Le risque de la défiance 

OVHcloud a pu constater l’évolution des perceptions et de la maturité sur le sujet. “En souhaitant montrer la rentabilité de ces solutions, nous avons acquis de l’expérience et de la connaissance”, indique Alexis Gendronneau, CDO de l’entreprise française. “Mais maintenant, nous avons vraiment envie de proposer des IAG responsables, en lien avec les valeurs de notre entreprise”. Le collectif Impact AI veut également promouvoir ce type d’usages. Cela parait d’autant plus important que les attentes chez les collaborateurs sont très fortes. Roxana Rugina, directrice exécutive du collectif, a observé dans le dernier baromètre de l’association, une baisse de la confiance des utilisateurs : “Bien que 80% des salariés aient une image positive des IAG dès qu’ils en ont utilisé une, on observe une baisse de confiance de 7 points par rapport aux années précédentes”. Le paradoxe est notable : plus un collaborateur est amené à utiliser l’IAG, plus il devient exigeant et attentif à la question de la confiance. Les entreprises n’ont donc d’autres choix que de se donner les moyens de répondre à ces attentes.

Or, avec l’accès rapide et gratuit notamment à un outil comme ChatGPT, certains salariés se sont mis à utiliser ces solutions sans que leurs entreprises n’aient décidé d’une politique sur ce sujet. “Chez Vinci, nous n’avons pas de politique, c’est assumé”, indique Bruno Daunay. “J’explique aux gens ce que permet cette solution et ensuite, si ça leur permet de mieux travailler, ils l’utilisent.

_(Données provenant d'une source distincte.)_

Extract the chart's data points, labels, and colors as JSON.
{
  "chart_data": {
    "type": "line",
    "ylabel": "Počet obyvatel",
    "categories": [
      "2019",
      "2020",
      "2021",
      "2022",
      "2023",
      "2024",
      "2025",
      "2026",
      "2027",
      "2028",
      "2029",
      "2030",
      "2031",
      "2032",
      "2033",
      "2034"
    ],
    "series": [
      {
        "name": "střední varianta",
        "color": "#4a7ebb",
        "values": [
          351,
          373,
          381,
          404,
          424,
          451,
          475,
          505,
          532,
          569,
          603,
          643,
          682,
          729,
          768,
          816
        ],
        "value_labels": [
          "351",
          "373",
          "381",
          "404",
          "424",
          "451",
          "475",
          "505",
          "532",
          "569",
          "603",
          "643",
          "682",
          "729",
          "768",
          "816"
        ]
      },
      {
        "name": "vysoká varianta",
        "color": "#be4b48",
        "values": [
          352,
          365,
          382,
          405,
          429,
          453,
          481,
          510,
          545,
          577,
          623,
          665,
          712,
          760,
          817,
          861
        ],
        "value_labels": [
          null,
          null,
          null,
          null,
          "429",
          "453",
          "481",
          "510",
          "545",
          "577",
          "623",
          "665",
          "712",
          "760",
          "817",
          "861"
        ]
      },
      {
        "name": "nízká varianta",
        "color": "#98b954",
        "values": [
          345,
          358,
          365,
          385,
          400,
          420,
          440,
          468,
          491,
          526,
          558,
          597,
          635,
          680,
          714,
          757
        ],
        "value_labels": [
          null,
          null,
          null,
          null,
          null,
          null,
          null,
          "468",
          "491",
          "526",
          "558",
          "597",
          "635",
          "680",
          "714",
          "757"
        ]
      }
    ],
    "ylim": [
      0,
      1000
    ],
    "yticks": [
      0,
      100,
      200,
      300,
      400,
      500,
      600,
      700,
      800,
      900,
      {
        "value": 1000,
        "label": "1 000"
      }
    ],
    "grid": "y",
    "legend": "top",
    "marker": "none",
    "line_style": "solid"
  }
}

Je dois leur explique le coût, souvent camouflé, que représente certains usages qu’ils imaginent. Est-ce que cela en vaut vraiment la peine ? Et certains apprennent à leur dépend les problèmes que cela peut engendrer, par exemple quand une erreur sur un contrat généré avec ChatGPT entraine des pénalités financières très concrètes”.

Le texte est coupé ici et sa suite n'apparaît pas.